Pull out Java error stacks from log files

Question

I have a Java application that, when erroring out, writes an error stack similar to the below for each error.

<Errors>
    <Error ErrorCode="Code" ErrorDescription="Description" ErrorInfo="" ErrorId="ID">
        <Attribute Name="ErrorCode" Value="Code"/>
        <Attribute Name="ErrorDescription" Value="Description"/>
        <Attribute Name="Key" Value="Key"/>
        <Attribute Name="Number" Value="Number"/>
        <Attribute Name="ErrorId" Value="ID"/>
        <Attribute Name="UserId" Value="User"/>
        <Attribute Name="ProgId" Value="Prog"/>
        <Stack>typical Java stack</Stack>
    </Error>
    <Error>
      Similar info to the above
    </Error>
</Errors>

I wrote a Java log parser to go through the log files and gather information about such errors and while it does work, it is slow and inefficient, especially for log files in the hundreds of megabytes. I just basically use string manipulation to detect where the start/end tags are and tally them up.

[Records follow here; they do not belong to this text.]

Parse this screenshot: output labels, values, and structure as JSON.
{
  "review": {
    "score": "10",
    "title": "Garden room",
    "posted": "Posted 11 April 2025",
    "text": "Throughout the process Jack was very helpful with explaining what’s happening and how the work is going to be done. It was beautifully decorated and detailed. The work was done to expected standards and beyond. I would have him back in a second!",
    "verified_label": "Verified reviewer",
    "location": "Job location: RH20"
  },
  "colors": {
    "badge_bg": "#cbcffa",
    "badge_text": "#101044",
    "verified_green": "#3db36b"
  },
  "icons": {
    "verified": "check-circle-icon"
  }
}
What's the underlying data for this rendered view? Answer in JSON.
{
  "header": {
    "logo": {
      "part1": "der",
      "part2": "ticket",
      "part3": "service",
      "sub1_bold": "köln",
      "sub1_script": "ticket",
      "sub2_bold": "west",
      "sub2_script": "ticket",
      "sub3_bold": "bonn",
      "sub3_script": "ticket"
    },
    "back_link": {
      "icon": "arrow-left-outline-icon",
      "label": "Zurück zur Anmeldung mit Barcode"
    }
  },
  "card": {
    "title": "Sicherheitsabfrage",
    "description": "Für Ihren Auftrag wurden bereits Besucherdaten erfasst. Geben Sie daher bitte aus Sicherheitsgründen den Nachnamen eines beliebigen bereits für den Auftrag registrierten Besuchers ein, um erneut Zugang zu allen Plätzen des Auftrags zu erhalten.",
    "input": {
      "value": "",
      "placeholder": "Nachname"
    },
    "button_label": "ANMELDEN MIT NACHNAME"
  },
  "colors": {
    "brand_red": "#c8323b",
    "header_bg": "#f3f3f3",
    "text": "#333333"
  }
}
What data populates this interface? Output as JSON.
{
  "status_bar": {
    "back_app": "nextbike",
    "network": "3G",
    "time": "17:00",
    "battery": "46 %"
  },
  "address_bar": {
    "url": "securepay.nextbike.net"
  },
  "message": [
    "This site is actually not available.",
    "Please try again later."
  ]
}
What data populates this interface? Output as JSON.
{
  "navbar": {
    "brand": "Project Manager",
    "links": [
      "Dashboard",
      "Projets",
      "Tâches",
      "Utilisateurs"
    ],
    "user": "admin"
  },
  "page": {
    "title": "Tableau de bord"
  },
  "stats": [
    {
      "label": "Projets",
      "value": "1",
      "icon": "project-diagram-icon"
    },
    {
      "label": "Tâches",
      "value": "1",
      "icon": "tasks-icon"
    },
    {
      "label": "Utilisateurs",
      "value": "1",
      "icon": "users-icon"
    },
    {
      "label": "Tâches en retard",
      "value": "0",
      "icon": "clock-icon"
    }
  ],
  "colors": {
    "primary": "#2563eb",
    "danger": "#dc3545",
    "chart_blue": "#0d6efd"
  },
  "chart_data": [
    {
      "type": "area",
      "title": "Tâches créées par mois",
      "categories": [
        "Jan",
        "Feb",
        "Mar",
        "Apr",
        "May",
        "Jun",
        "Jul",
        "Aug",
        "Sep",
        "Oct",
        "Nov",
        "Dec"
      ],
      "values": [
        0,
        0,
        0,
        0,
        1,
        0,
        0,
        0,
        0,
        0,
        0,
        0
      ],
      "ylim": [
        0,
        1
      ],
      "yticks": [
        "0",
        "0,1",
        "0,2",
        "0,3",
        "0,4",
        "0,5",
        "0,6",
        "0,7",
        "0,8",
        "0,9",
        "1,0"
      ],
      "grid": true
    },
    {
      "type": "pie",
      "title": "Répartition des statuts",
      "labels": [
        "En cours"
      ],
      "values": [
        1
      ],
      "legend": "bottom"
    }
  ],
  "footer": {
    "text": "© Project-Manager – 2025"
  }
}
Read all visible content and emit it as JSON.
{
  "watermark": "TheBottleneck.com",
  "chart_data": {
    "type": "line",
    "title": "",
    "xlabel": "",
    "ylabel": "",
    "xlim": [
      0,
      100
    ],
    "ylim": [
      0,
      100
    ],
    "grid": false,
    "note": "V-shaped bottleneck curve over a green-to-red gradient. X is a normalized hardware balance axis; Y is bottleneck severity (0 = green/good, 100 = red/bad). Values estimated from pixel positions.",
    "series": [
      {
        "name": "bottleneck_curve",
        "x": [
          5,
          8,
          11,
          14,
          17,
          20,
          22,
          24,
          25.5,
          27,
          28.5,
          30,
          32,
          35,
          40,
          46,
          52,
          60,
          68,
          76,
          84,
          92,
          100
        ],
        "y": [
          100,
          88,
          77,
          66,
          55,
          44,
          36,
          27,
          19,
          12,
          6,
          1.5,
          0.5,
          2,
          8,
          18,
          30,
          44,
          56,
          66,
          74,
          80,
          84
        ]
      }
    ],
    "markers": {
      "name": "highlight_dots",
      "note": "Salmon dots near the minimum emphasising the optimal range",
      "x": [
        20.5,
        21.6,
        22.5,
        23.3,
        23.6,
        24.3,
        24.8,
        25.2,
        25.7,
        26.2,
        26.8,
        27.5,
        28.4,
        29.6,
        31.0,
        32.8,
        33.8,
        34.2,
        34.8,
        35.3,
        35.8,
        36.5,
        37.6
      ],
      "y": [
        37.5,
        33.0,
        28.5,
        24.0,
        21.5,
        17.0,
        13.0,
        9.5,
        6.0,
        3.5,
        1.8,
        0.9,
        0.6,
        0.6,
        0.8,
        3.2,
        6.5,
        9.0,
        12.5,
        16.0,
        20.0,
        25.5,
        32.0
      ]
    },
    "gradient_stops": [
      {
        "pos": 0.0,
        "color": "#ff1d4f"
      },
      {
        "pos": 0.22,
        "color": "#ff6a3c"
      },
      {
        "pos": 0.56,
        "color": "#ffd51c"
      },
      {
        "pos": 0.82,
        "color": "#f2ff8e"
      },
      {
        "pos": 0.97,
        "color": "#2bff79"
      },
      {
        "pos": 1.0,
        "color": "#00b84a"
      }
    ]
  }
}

Is there a way (either via Unix grep, Python, or Java) to efficiently extract the errors and get a count of the number of times each one happens? The entire log file is not XML so I cannot use an XML parser or Xpath. Another problem I am facing is that sometimes the end of an error might roll into another file so the current file might not have the entire stack as above.

EDIT 1:

Here is what I currently have (relevant portions only to save space).

//Parse files
for (File f : allFiles) {
   System.out.println("Parsing: " + f.getAbsolutePath());
   BufferedReader br = new BufferedReader(new FileReader(f));
   String line = "";
   String fullErrorStack = "";
   while ((line = br.readLine()) != null) {     
      if (line.contains("<Errors>")) {
         fullErrorStack = line;
         while (!line.contains("</Errors>")) {
            line = br.readLine();
            try {
               fullErrorStack = fullErrorStack + line.trim() + " ";
            } catch (NullPointerException e) {
               //End of file but end of error stack is in another file.
               fullErrorStack = fullErrorStack + "</Stack></Error></Errors> ";
               break;
            }
         }
         String errorCode = fullErrorStack.substring(fullErrorStack.indexOf("ErrorCode=\"") + "ErrorCode=\"".length(), fullErrorStack.indexOf("\" ", fullErrorStack.indexOf("ErrorCode=\"")));
         String errorDescription = fullErrorStack.substring(fullErrorStack.indexOf("ErrorDescription=\"") + "ErrorDescription=\"".length(), fullErrorStack.indexOf("\" ", fullErrorStack.indexOf("ErrorDescription=\"")));
         String errorStack = fullErrorStack.substring(fullErrorStack.indexOf("<Stack>") + "<Stack>".length(), fullErrorStack.indexOf("</Stack>", fullErrorStack.indexOf("<Stack>")));
         apiErrors.add(f.getAbsolutePath() + splitter + errorCode + ": " + errorDescription + splitter + errorStack.trim());
         fullErrorStack = "";
      }
   }
}


Set<String> uniqueApiErrors = new HashSet<String>(apiErrors);
for (String uniqueApiError : uniqueApiErrors) {
    apiErrorsUnique.add(uniqueApiError + splitter + Collections.frequency(apiErrors, uniqueApiError));
}
Collections.sort(apiErrorsUnique);

EDIT 2:

Sorry for forgetting to mention the desired output. Something like the below would be ideal.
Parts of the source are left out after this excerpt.